La mandataria calificó la situación como un hecho sumamente grave y responsabilizó de manera directa a los legisladores de oposición, afirmando que se opusieron a proteger los comicios del narcotráfico. Según detalló, la iniciativa rechazada representaba el esfuerzo conjunto de la Secretaría de Seguridad Pública, la Fiscalía General del Estado y su propia administración para combatir este flagelo y mantener la paz que tanto le ha costado recuperar a Chihuahua.
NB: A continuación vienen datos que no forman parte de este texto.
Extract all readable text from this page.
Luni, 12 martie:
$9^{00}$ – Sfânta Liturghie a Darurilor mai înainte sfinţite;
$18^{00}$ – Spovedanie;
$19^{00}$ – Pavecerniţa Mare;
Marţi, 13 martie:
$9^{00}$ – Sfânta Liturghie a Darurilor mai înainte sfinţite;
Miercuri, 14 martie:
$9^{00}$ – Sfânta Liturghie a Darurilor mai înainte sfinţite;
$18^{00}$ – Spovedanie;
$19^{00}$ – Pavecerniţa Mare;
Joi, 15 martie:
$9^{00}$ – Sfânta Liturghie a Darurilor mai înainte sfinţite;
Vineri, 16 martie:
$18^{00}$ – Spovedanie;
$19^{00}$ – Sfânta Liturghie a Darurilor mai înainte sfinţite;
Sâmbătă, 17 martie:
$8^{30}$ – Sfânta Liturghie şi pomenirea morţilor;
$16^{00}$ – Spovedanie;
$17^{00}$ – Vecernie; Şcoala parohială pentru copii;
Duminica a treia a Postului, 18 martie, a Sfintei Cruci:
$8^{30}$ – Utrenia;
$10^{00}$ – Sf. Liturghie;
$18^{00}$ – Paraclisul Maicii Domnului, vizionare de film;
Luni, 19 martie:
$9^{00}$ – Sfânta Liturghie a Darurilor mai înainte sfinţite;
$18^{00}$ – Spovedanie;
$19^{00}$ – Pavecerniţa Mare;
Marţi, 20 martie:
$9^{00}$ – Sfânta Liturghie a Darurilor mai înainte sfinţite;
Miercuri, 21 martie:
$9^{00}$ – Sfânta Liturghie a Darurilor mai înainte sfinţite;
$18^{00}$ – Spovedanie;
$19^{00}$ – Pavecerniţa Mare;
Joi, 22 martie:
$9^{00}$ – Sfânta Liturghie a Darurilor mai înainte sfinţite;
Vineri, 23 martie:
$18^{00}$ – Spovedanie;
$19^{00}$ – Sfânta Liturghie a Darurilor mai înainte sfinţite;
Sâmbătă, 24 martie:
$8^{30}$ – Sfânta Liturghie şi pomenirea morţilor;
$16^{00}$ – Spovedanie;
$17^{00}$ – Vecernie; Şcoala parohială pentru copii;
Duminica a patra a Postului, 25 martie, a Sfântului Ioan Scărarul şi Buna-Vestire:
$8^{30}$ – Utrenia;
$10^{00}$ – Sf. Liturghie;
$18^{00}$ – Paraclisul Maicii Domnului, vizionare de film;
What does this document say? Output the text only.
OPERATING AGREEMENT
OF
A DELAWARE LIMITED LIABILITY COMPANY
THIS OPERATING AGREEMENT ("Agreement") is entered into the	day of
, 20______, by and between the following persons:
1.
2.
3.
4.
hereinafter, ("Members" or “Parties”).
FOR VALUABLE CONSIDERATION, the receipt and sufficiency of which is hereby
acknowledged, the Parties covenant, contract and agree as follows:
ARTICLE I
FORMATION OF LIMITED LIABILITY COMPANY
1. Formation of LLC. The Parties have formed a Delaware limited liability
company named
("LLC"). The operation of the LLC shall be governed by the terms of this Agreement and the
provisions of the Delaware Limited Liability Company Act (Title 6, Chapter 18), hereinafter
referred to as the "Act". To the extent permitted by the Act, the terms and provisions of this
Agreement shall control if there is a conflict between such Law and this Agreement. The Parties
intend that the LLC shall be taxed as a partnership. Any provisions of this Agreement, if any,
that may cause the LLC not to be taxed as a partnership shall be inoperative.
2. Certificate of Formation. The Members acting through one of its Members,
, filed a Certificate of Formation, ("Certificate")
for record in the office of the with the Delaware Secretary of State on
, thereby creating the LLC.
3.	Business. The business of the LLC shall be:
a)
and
Con este freno legislativo, advirtió que el estado enfrenta una amenaza real de cara al proceso electoral de 2027, donde personas con acuerdos delictivos podrían llegar a ocupar gubernaturas, alcaldías o diputaciones locales y federales.
Durante su intervención ante los medios, la gobernadora hizo un llamado urgente a la coherencia política y a la atención de la ciudadanía sobre el riesgo latente que corre la seguridad institucional. Asimismo, para profundizar en el debate, la funcionaria cedió la palabra al senador Mario Vásquez y al doctor Ibáñez, quienes respaldaron la postura del Ejecutivo estatal y coincidieron en que la negativa de Morena vulnera la paz pública al permitir que el crimen organizado intente ganar terreno por la vía de las urnas.